Can an analytical solution for PRKE be found with ramp reactivity ?

[unknownreference]

Hi there,

Before i state what my actual question is, let me give some background on some work i have done on this. I have been trying to solve the 0-D PRKE transient problem for a step and a ramp input numerically using couple of high precision methods.

1) Using MATLAB's inbuilt ode23s solver.
2) Using a custom written adaptive solver

My problem is that i want to find the order of accuracy or maybe even just the exact error in my adaptive method in comparison to the actual true solution. Without the exact analytical solution, i would have to assume that the solution from MATLAB is exact and compute the error.
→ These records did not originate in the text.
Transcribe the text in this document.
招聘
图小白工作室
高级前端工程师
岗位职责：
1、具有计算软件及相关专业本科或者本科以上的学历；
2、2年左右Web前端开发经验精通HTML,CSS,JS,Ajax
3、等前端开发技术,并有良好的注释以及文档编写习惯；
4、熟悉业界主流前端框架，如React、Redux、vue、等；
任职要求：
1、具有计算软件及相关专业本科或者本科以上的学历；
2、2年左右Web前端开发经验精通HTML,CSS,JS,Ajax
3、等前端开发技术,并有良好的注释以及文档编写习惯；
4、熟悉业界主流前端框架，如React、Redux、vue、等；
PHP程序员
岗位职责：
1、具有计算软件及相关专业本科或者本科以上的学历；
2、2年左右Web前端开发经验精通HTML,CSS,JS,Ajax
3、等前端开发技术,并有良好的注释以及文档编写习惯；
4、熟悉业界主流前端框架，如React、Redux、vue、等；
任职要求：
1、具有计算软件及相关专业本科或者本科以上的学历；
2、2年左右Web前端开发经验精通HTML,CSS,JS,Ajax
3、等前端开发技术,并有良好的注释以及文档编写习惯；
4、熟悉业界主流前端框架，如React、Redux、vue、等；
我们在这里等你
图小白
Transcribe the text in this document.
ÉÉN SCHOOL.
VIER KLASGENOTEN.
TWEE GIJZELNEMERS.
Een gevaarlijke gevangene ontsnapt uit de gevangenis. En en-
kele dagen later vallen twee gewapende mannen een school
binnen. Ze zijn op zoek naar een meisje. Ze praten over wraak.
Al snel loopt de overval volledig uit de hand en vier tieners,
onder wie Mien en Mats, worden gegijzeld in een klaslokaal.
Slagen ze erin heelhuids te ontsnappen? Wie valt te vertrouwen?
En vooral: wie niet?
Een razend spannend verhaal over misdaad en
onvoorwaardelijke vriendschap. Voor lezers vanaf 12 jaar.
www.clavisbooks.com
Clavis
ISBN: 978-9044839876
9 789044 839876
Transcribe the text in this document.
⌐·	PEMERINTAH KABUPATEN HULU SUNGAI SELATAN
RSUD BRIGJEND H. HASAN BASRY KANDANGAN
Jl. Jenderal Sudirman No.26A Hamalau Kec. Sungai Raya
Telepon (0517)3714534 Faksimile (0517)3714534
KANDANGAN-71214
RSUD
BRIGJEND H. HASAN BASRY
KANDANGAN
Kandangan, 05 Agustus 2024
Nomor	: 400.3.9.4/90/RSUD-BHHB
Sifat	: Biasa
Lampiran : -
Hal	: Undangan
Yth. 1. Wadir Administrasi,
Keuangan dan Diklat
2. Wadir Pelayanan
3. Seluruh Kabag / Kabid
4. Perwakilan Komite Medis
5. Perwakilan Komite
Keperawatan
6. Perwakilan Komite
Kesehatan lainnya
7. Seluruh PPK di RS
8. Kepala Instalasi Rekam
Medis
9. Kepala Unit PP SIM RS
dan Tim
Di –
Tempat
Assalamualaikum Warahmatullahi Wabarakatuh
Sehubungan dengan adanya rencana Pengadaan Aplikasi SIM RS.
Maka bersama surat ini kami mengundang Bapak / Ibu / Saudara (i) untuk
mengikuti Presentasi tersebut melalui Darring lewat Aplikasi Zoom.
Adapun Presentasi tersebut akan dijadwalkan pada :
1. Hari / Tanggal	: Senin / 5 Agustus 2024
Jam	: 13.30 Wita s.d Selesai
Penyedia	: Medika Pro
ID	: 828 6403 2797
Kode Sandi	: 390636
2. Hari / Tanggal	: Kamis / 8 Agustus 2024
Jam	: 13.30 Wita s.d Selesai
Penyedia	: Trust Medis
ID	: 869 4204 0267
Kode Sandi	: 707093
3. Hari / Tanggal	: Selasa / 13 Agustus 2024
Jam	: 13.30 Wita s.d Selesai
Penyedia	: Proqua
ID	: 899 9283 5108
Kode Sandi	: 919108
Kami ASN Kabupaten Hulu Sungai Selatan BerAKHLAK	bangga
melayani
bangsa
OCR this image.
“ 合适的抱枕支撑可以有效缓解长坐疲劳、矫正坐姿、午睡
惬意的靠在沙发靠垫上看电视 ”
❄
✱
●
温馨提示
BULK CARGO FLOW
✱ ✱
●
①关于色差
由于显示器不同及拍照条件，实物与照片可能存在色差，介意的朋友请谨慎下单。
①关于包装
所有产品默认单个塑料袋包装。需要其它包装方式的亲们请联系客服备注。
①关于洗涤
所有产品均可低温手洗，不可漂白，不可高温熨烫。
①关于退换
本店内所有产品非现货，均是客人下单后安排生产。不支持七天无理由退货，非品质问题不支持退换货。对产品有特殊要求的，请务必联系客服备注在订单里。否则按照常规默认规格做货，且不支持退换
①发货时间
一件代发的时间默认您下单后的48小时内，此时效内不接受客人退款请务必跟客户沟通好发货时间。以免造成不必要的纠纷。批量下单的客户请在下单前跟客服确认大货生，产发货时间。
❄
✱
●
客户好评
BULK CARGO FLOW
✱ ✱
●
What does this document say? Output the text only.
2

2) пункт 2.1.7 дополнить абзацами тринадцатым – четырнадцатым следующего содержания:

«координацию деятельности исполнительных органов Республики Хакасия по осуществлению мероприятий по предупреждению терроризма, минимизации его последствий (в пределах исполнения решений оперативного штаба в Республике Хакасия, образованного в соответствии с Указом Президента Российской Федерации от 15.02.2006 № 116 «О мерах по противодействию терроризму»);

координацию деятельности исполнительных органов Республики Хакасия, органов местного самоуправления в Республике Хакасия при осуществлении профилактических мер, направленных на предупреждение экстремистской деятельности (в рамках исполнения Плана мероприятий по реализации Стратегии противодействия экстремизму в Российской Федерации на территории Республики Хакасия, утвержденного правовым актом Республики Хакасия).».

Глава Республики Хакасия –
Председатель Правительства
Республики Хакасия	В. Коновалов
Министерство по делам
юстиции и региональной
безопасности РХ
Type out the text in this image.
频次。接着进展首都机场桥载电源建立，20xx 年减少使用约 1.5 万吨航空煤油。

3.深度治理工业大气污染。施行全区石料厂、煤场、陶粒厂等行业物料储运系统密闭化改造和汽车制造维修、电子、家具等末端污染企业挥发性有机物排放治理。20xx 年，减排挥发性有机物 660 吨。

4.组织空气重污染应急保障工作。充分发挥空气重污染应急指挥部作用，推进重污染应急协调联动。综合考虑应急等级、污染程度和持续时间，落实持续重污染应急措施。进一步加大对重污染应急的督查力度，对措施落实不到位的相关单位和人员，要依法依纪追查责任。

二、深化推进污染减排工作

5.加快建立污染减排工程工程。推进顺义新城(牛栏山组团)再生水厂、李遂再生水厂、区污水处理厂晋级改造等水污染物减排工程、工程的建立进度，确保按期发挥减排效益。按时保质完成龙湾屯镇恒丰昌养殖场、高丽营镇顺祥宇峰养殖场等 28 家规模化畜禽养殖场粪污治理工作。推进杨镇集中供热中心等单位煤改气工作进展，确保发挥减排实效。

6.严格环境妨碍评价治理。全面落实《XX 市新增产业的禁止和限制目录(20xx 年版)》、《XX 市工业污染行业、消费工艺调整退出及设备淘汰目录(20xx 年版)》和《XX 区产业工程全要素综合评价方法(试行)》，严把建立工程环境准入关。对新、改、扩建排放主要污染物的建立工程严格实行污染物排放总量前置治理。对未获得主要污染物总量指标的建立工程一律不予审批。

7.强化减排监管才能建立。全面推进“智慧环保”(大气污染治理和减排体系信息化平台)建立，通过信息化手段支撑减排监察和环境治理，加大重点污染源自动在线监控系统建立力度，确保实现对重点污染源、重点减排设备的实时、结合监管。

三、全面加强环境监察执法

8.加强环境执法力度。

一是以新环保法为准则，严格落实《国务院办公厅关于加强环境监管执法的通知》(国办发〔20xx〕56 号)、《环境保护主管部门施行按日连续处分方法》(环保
But i am reluctant to do that because i want to test few embedded numerical methods with higher orders of accuracy than matlab's 2-3 method.

So now, i did derive the analytical solution for PRKE with a step input (constant reactivity) and tested my method with the solution i computed analytically. It perfectly matches !

But when the reactivity is a function of time (Ramp or say parabolic change), i end up with an integro-differential form which does require approximating the integral numerically, which in turn will introduce truncation errors in the calculation. Now is there any way to get around this ? OR have i completely missed out some other alternative ?

I would appreciate any and all help that someone can provide. Thanks in advance !

 

[Astronuc]

Please provide the differential equation for the PK model.

 

[unknownreference]

Please provide the differential equation for the PK model.

Please see my attached document file for the equations and for the question in more detail. Please let me know if something is confusing !

 

[Astronuc]

I think an analytical solution might be possible, and could be found using Laplace transforms.

For a ramp, $\rho(t)\,=\,\rho_o\,+\,\gamma\,t$, but $\rho_o$ could be zero.

The problem in the attachment shows one precursor (or an effective precursor) concentration. Is this correct?

Numerically, one can use the Runge-Kutta method for solving first order differential equations.

Interesting paper - "The reactor point-kinetics equations: semi-analytical methods versus numerical methods"
http://sab.sscc.ru/imacs2005/papers/T2-I-72-0937.pdf
See bottom of page 4 for discussion of Runge-Kutta method.

 

[unknownreference]

Astronuc,

Thanks for the reply.

Yes. I have shown only one precursor group in the document because i just wanted to simplify the system. For the analytical solution though, i do not think it makes any difference but just couple more equations to solve to obtain the coefficients.

I have been trying to use Laplace transforms for the PRKE but since my math with transforms is a bit rusty, it is taking me a while. But it is good to know that i am going in the right direction !

And thanks for the great reference document. I am sure it will help me out further in my current research.

I will try to derive the analytical solution and if not, i might have to go with the numerical solution with a very high accurate numerical scheme. I will let you know what i stumble onto along the way and post some interesting observations when i have my result.

Thanks again !